OK cool thanks Henry.  I like your serenity answer.  I will offer one that I consider the closest to negative anger: gratitude.  I am a person filled with gratitude for how my life has turned out, how our world turned out, because I can so easily imagine so many ways things coulda gone so much more wrong.


Aside: I am regularly online with distant cousins who lived their lives (most of them) near where I was born.  It is economically blighted today.  The hospital where I was born went out of business a coupla months ago.  A few covid patients were their only customers, the rest  choosing to stay home and have their strokes and heart attacks treated by amateurs rather than risking catching something bad at the local hospital.  I got a notice on our family forum: if I want any of my medical records, apply for them now because they would be archived to where they weren’t necessarily accessible, not easily in any case.

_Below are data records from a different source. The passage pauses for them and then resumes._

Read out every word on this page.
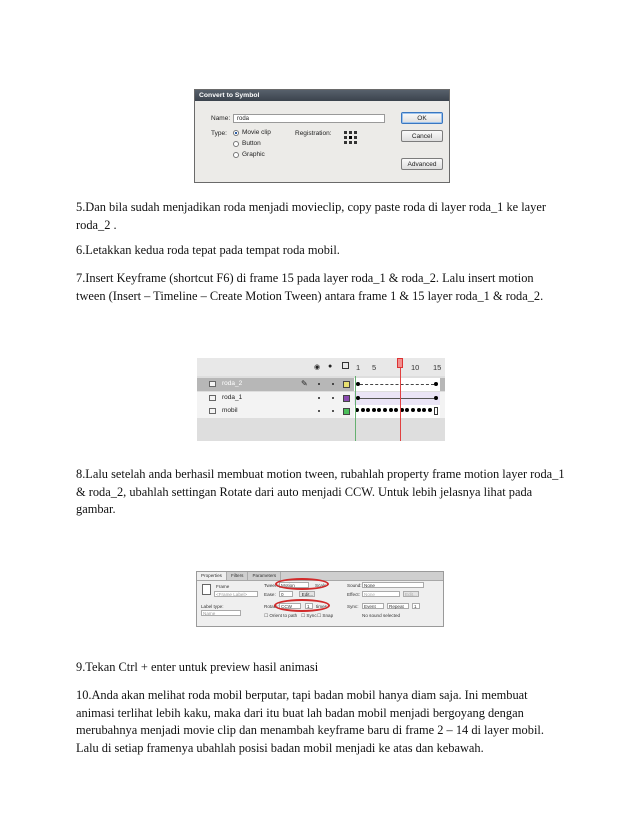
Convert to Symbol
Name:	roda
Type: Movie clip
Button
Graphic
Registration:
OK
Cancel
Advanced

5.Dan bila sudah menjadikan roda menjadi movieclip, copy paste roda di layer roda_1 ke layer roda_2 .

6.Letakkan kedua roda tepat pada tempat roda mobil.

7.Insert Keyframe (shortcut F6) di frame 15 pada layer roda_1 & roda_2. Lalu insert motion tween (Insert – Timeline – Create Motion Tween) antara frame 1 & 15 layer roda_1 & roda_2.

◉ ●	1 5	10 15
roda_2	✎
roda_1
mobil

8.Lalu setelah anda berhasil membuat motion tween, rubahlah property frame motion layer roda_1 & roda_2, ubahlah settingan Rotate dari auto menjadi CCW. Untuk lebih jelasnya lihat pada gambar.

Properties	Filters	Parameters
Frame
<Frame Label>
Label type:
Name
Tween: Motion	Scale
Ease:	0	Edit...
Rotate: CCW	1	times
☐ Orient to path ☐ Sync ☐ Snap
Sound: None
Effect: None	Edit...
Sync:	Event	Repeat	1
No sound selected

9.Tekan Ctrl + enter untuk preview hasil animasi

10.Anda akan melihat roda mobil berputar, tapi badan mobil hanya diam saja. Ini membuat animasi terlihat lebih kaku, maka dari itu buat lah badan mobil menjadi bergoyang dengan merubahnya menjadi movie clip dan menambah keyframe baru di frame 2 – 14 di layer mobil. Lalu di setiap framenya ubahlah posisi badan mobil menjadi ke atas dan kebawah.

A bunch of us were talking about it and deciding what to do.  I decided to let it go: I have a copy of my birth certificate.  I don’t care about the rest of it, if there is any.


As I kicked all this around, I realized how different my life is from my own cousins, many of whom are genetically similar, but whose lives were far different.  They live in a beautiful place out there, such nice surroundings, out in the country, nature, the hills and forest, beautiful.  But… there is very little money out there.  When I was born in 1960 I became the 800th citizen of Bellefonte KY.  Today… there are about 820 people living in that town, but many of them are in poor health.


I am filled with a profound sense of gratitude, which negates any anger I can stir within, even in our times when our own USA new media are making a living stirring up anger.  People will read the stories if they are sufficiently angry, and many will believe what they read.  


But I am filled with gratitude for how things turned out.  Sadness comes to us all.  I got one of my Kentucky second cousins into DNA genealogy, convinced him into doing a test, sent him the kit, yesterday I heard his sample went into PCR, today I find out he is in the hospital with a heart attack and it isn’t looking good, oy vey, and he had to go all the way into Ashland because the Bellefonte hospital is closed.  Meanwhile, my heart beats on as if nothing is wrong.  Why am I so lucky?  The law of averages will surely catch my ass one of these days.  But so far so good.


I am grateful.  A powerful emotion is gratitude.  It is negative anger.